Over the past three decades, warnings of a climate-induced migration crisis have proliferated across global security, environmental, and humanitarian discourses. The International Organization for Migration estimates that up to one billion people will be ‘environmental migrants’ by 2050 (IOM 2024). Whilst acknowledging the growing climate crisis and its material consequences, social science scholars have widely critiqued this monocausal framing between climate change and migration (Sheller 2018, Baldwin 2016, O’Reilly 2020). Specifically, its failure to attend to how such movement remains entangled in social, political, and economic orders, themselves implicated in shifting climates. 
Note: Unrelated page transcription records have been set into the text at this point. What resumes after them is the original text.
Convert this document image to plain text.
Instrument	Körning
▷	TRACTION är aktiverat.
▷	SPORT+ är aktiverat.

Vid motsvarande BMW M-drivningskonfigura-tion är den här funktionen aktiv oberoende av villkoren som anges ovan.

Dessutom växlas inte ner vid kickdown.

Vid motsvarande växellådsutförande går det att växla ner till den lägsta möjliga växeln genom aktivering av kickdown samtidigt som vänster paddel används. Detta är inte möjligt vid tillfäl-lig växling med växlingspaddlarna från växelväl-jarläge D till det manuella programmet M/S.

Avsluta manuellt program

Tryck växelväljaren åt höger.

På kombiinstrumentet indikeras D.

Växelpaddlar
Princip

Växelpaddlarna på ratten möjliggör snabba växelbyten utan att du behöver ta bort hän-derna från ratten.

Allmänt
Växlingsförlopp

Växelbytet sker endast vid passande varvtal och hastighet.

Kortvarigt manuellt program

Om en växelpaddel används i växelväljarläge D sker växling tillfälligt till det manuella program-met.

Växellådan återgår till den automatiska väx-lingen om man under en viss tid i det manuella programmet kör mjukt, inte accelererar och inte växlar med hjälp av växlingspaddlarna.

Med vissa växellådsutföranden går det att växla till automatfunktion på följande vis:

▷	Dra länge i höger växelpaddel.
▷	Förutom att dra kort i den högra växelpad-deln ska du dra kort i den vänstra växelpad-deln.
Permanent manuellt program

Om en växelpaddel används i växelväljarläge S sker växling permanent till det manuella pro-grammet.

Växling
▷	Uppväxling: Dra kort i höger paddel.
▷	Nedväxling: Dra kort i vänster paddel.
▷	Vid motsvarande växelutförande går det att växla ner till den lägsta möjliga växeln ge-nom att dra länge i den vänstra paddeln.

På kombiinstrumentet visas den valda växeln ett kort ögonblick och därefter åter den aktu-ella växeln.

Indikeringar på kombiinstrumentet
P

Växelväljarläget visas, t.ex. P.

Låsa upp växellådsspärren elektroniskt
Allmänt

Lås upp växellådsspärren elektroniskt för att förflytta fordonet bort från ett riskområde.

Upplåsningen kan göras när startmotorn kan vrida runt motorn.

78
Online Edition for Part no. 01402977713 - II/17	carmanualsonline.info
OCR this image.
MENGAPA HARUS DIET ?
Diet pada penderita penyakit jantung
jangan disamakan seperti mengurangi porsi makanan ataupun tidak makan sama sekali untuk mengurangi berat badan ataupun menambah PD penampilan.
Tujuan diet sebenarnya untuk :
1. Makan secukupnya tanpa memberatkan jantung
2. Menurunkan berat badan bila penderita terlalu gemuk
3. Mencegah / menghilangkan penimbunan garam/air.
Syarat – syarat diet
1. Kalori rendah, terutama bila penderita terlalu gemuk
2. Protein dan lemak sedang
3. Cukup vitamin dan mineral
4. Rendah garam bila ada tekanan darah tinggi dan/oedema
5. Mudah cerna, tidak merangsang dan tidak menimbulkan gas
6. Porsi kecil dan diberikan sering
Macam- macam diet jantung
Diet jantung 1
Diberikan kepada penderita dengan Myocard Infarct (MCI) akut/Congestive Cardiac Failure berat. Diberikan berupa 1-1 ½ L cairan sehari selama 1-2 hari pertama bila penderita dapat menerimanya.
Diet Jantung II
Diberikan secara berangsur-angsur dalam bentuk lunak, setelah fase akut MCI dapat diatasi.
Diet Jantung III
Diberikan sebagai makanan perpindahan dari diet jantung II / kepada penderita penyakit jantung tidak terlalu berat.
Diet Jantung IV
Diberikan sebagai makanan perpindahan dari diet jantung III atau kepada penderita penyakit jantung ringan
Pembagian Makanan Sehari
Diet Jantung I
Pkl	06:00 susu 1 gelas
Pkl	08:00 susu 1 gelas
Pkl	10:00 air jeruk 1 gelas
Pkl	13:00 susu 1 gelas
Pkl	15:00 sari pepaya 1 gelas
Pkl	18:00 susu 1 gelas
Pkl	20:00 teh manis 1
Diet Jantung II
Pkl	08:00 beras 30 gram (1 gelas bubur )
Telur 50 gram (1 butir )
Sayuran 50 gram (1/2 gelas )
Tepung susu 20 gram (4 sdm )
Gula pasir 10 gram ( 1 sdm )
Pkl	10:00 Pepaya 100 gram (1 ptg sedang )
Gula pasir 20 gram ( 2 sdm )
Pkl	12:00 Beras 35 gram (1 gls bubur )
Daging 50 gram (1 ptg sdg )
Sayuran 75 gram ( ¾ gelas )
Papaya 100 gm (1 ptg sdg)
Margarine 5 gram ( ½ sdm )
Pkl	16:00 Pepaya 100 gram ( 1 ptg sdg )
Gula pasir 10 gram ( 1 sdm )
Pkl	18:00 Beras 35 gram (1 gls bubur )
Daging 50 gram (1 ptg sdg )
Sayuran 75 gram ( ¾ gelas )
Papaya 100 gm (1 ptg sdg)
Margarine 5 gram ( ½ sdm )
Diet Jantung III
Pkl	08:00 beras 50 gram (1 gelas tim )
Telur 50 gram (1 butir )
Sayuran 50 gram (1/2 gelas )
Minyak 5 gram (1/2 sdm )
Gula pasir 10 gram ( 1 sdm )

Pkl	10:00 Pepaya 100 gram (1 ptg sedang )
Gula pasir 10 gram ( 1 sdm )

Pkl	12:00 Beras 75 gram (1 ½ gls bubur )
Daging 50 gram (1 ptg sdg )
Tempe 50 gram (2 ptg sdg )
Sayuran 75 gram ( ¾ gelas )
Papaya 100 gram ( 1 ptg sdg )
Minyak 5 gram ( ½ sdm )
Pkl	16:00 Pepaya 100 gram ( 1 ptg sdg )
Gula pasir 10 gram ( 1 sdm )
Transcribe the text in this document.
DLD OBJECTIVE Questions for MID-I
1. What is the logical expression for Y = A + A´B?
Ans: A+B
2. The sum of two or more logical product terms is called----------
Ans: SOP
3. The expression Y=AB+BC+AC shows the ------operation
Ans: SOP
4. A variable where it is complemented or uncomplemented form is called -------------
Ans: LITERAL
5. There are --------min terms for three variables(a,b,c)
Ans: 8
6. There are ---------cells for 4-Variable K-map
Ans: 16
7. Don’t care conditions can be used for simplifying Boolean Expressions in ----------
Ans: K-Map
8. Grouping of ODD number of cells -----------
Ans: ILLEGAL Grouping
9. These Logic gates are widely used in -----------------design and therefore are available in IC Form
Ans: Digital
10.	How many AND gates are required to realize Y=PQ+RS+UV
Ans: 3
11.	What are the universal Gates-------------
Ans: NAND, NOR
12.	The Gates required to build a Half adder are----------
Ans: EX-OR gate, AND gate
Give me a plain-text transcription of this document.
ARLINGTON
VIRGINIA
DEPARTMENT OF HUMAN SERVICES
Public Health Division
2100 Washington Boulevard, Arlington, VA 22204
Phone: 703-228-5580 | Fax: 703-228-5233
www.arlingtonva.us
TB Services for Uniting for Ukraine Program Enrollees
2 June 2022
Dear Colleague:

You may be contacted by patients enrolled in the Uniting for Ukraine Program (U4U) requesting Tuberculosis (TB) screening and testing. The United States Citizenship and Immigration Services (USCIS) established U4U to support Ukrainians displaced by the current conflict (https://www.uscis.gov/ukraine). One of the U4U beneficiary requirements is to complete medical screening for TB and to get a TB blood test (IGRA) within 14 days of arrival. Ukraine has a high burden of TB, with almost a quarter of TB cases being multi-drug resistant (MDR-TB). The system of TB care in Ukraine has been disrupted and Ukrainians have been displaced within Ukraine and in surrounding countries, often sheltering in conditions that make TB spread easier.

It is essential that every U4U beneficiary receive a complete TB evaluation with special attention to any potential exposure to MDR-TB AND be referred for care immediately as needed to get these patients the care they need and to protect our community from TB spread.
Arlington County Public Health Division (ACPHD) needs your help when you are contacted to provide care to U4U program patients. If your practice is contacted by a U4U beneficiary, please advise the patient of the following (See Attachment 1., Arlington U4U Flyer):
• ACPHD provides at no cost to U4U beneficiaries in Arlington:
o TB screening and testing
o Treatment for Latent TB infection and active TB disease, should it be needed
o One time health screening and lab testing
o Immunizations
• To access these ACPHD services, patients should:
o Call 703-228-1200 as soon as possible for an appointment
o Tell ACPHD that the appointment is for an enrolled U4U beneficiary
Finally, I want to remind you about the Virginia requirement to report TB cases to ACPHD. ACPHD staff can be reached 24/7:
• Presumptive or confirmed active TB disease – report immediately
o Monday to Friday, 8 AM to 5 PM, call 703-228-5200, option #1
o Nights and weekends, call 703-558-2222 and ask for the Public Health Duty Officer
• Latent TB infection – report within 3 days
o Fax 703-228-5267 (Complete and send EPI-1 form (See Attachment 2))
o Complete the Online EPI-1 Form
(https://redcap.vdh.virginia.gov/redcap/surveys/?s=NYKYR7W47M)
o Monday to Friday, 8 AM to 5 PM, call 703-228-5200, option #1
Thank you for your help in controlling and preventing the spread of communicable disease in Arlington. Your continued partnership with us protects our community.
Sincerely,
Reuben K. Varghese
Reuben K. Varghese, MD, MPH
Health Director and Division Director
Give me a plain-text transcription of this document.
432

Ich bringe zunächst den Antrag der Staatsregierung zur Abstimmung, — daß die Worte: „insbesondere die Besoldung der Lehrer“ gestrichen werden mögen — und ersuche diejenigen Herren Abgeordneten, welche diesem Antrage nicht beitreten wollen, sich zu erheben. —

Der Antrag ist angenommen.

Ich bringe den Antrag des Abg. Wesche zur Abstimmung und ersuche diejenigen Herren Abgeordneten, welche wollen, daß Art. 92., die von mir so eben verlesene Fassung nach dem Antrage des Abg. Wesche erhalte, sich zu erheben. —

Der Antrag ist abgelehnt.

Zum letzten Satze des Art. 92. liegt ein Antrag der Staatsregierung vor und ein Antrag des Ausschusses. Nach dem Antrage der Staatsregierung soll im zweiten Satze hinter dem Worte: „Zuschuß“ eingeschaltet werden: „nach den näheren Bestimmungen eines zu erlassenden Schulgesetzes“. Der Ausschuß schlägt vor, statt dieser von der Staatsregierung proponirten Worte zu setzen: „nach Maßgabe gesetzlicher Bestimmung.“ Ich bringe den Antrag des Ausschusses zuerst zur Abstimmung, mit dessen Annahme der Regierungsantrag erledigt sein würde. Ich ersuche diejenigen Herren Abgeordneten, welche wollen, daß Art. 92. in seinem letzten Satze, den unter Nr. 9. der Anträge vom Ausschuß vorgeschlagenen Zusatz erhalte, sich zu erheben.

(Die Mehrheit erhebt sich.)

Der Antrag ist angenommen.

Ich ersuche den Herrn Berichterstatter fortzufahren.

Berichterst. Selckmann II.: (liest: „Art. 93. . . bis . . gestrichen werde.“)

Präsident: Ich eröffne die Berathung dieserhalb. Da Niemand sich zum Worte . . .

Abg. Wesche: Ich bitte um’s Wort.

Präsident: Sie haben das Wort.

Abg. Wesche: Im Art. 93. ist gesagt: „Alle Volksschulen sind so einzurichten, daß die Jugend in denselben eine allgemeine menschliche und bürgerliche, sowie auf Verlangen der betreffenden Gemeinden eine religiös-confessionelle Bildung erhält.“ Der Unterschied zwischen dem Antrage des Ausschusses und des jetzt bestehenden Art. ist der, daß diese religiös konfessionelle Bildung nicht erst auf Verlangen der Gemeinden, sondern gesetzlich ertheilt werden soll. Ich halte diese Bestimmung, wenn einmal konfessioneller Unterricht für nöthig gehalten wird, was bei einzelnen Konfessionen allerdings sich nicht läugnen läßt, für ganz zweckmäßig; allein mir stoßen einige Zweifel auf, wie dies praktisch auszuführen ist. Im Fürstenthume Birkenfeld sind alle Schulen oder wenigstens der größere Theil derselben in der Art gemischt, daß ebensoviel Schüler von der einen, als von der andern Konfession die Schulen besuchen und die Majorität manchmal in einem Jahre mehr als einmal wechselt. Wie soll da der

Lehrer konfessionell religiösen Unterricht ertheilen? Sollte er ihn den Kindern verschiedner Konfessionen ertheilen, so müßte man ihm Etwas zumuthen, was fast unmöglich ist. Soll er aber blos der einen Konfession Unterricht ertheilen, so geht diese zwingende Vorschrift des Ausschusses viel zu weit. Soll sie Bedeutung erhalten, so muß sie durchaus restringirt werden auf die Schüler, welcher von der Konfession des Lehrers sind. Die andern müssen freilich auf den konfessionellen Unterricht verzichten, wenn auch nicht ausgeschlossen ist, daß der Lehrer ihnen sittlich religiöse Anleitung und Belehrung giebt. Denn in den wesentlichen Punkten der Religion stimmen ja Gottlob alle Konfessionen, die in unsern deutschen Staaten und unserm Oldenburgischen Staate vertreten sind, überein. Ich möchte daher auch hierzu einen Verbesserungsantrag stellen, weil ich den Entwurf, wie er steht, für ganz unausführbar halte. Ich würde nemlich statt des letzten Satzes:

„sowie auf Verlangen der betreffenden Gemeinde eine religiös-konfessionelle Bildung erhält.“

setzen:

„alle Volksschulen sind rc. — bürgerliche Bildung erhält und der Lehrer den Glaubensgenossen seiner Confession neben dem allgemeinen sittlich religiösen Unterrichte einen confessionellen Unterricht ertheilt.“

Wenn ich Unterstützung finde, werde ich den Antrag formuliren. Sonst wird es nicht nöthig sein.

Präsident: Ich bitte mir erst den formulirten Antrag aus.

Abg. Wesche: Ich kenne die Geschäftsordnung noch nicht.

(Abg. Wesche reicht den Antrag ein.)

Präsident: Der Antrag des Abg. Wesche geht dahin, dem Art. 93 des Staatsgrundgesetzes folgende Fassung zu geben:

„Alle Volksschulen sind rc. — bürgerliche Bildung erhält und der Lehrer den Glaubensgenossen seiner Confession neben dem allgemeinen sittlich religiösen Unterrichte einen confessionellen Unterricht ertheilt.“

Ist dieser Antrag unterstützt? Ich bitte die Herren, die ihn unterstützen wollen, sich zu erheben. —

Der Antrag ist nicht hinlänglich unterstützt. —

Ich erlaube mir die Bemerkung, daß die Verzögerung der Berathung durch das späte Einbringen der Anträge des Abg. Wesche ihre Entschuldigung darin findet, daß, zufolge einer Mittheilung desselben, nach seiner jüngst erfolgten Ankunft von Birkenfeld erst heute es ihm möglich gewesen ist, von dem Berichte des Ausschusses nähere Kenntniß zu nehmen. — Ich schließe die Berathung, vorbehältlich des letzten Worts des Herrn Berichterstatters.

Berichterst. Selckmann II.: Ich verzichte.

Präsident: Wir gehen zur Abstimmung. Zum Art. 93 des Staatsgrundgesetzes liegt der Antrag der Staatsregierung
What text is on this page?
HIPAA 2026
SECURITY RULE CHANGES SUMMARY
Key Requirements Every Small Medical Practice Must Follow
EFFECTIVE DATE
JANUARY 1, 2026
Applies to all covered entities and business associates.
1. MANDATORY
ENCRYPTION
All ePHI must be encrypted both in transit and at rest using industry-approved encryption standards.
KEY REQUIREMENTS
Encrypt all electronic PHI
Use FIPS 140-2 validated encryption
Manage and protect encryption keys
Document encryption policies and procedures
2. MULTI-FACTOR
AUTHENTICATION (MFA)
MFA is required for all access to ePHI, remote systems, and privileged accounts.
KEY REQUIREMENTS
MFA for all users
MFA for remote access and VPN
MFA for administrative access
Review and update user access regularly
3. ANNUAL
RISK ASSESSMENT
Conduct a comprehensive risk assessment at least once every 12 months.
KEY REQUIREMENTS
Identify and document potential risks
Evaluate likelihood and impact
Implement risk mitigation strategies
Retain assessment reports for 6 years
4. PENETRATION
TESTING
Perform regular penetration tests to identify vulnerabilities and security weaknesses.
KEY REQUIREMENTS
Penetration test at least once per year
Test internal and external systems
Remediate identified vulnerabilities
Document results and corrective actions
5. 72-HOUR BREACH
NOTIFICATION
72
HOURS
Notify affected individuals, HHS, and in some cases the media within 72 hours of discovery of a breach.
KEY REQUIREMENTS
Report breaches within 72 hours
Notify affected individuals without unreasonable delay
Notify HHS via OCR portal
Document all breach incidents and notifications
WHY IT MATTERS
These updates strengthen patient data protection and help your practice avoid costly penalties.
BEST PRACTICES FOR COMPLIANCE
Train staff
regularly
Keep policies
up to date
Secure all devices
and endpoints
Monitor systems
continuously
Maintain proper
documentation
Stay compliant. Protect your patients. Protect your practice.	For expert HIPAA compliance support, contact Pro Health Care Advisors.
To capture these complexities and unsettled dynamics, scholars Boas et al. suggest a move away from climate migration and towards “climate mobilities,” or the heterogeneous forms of mobility and immobility – of people, ideas, non-human actors, technologies, and risks – that intersect with, are shaped by, and compound climate change (2022). Mobility, they argue, offers a useful conceptual frame that upends fixed notions of territory and place, renews attention to agency, exercised and constrained, amid responses to climate change, and embeds climate-responsive movement in systems and relations of power. 

This issue of Weather Matters seeks to probe how climate mobilities reveal the interconnected and interdependent stakes of survival, adaptation, and flourishing amid accelerating climate change.